In a day of frenetic trading the biotech company’s stock first rose 10% in pre-market trading as its announcement hit the wires, before crashing to close down nearly one-fifth after the company hosted a conference call.
There was a third point, too. Sarepta outlined plans for a confirmatory phase III study, which it said would measure change in six-minute walk test as the primary endpoint and enrol 60 patients into its active arm plus 60 in a control arm that have different damaged exons. A placebo arm of patients with damaged exon 51 may also be necessary, depending on FDA input.
While Sarepta insists that the eteplirsen NDA could be supplemented with early experience data from the phase III trial, there are now concerns as to just how much data the agency might want to see, and whether the agency will in fact risk approving eteplirsen based on questionable phase II results and not wait for more robust phase III data.
In any case, there is some question how regulators view clinical meaningfulness of the six-minute walk test as a measure of patient function. The 478-patient drisapersen phase III programme will measure that as a primary endpoint, but the largest trial of 220 has a variety of function and quality of life and biological measures.

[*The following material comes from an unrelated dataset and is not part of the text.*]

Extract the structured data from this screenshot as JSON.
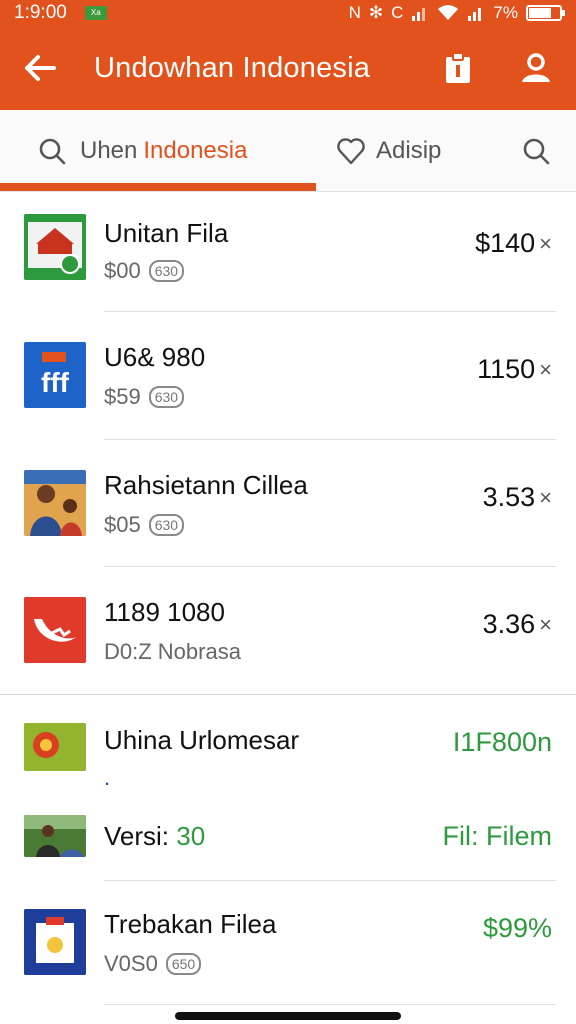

No doubt Sarepta will want to do the same – however, what it has disclosed so far is not quite as robust, neither in patient population or in endpoints, as what GlaxoSmithKline has done. More clarity on that point would provide some comfort for investors.
Ultimately, Sarepta stressed that “an NDA is an NDA”, and that it was at the FDA’s discretion to assign accelerated approval based on how it interpreted the dataset. The company insisted that it had not expected the FDA to grant accelerated approval before an NDA had been filed.
Unfortunately, not all of the company’s bullish followers were equally restrained. The slide in Sarepta’s share price continued today, down another 2% to $37 in mid-morning trading.
Sarepta is not going away by any means, and despite a disastrous day or two on the exchange the odds still seem pretty good that eteplirsen will ultimately get regulatory approval. It is suffering from a case of expectations running far ahead of reality. Management would do well to seek to manage those expectations a bit better, although that is a big ask in the current overheated biotech market.